В шкафу-баре пыльной залы пустого, гулкого, как барабан, холостяцкого дома, куда он не впускал теперь даже столь обязательных для обслуживания коридоров и спален горничных, не переводилась текила. Коньяк и водка также чуть заглушали тоску. N взял привычку довольно часто инкогнито выскальзывать из офисов и неубранных комнат на стрит-авеню-улицы, но и там, разрезая собой, словно форштевнем, бесконечное людское скопище, продолжал оставаться жертвой невыносимо тяжелой, похожей на целую тонну свинца, зависти к бегущим вокруг настоящим счастливчикам.
LXVIII
Минуло несколько лет подобных прогулок; бизнес шел столь замечательно, что N стал видеть в подобном течении дел изощренное над ним издевательство.
Все дело в том, что внешняя жизнь Мидаса поражала благополучием: особняк, пара яхт, роскошная машина, из которой по утрам появлялся, чтобы взойти мимо сонма сотрудников к стеклянно-бетонному логову (сорок пятый этаж небоскреба; или пятый; или десятый), ослепительный небожитель (никто из попадавшихся ему в коридорах, фойе или в лифтах многочисленных подчиненных даже не мог и представить себе, что скрывается за дежурной доброжелательностью их весьма молчаливого босса).
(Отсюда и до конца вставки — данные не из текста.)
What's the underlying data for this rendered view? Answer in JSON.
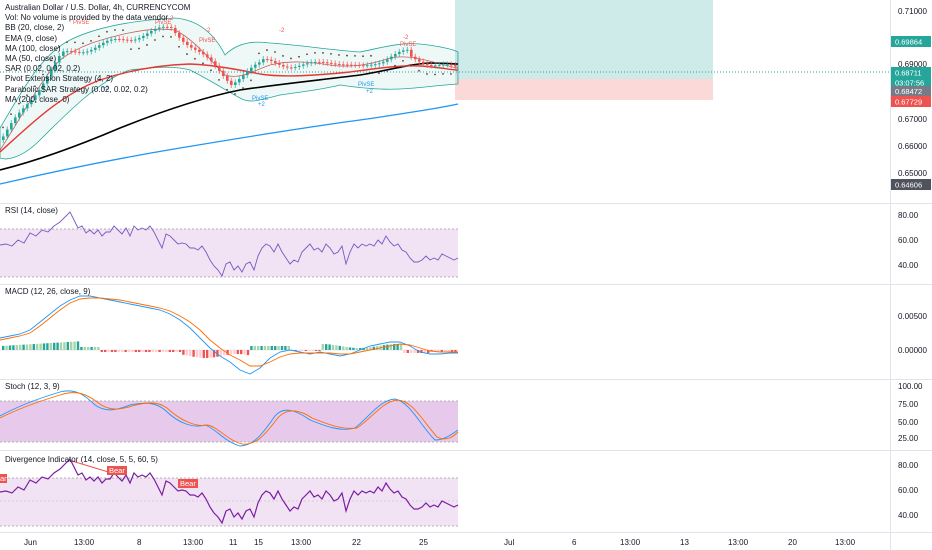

В той нормальной и внешней жизни безупречного джентльмена, как и до его поспешного бегства, окружали удобные кресла, сигареты, отчеты, сводки, чай, мате, дорогущий кофе, обходительные секретари, обаятельные метрдотели, ленчи, ужины, совещания, серфинг, боулинг, закрытые клубы (крепость рукопожатий их обитателей свидетельствовала об уважении к полноправному клубному члену). В той нормальной и внешней жизни упакованный в пиджаки самых лучших и модных кутюрье, утонченный, изысканный N не вызывал относительно своего внутреннего (почти что уже критического) состояния подозрений не только у ближнего круга, но и у самых прожженных брокеров, ибо все, что требовалось от человека, достигшего благополучия, было вновь им предъявлено обществу, и предъявлено настолько убедительно, что окружение не сомневалось – этот истинный аристократ воплощает собой успех. Наконец, в той нормальной жизни тех же вышколенных секретарш, прибирающихся по долгу службы на хозяйском рабочем столе – величественном, монументальном, покрытом старинным сукном, – не привлекала и не настораживала такая ничтожная мелочь, как выхваченная откуда-то ножницами заметка с названием «Элементы, на которые разлагается тело после своей неизбежной смерти» – а ведь ее, пожелтевшую, уже долгие годы их состоявшийся шеф держал под настольным стеклом.
LXIX
Что касается жизни внутренней – то она разрывала на части.
LXX
Усугубив болезнь попытками избавления, N чувствовал, что он пропадает: еще неделя, еще один месяц – и существо доведет до безумия. Даже в рваных, недолгих снах он не мог избавиться от предчувствия надвигающейся катастрофы и боялся уже не толчков, а того, что душа в любой момент с ним возьмет и заговорит. Теперь всякий раз, когда организм шептал почти постоянному бодрствованию свое робкое «нет», Счастливчику снилась ее проклятая речь (псюхэ требовала невозможного). Кроме того, очень часто в кошмарах N являлся себе то раздавшим имущество нищим, то катакомбным монахом – он взлетал, подобно пружине, с кроватей, диванов и кресел, на которых совсем ненадолго заставало его забытье, и бросался к заветному бару. Сердце, подобно самому загнанному двигателю, не справлялось тогда с оборотами («Если только она начнет разговор, я умру, – испуганно думал N, – я не вынесу, я сломаюсь»).
LXXI
Замотанный, удрученный, отвлекался ли он на мелочи, вызывающие даже у самого конченого человека пусть единственный, но счастливый глубокий вздох (рассвет над горными пиками, неброские васильки, сверкнувший, подобно сабле, в брызгах солнца изгиб реки, обласканное радугой небо, преломление света в хрустале на каком-нибудь скучном банкете, заискрившийся вдруг в нежно-розовом ушке дамы великолепный бриллиант)? Повернул ли хоть раз свою голову в сторону бесшабашных влюбленных, проносящихся с визгом мимо (хрупкий скутер, мопед, мотоцикл)? Замирал ли перед витриной, на которой с непередаваемой грациозностью готовятся сойти с пьедесталов вечно юные манекены? Пробивал ли его, в конце концов, восторженный трепет во время начинающегося дождя при виде всех этих капель, всех этих кругов на воде? Вопросы далеко не праздные: не могло ведь не быть вмешательства в безнадежную беспросветность той разлитой вокруг красоты, которая, попадаясь в глаза даже самым тяжелым больным, убивает их грустные мысли.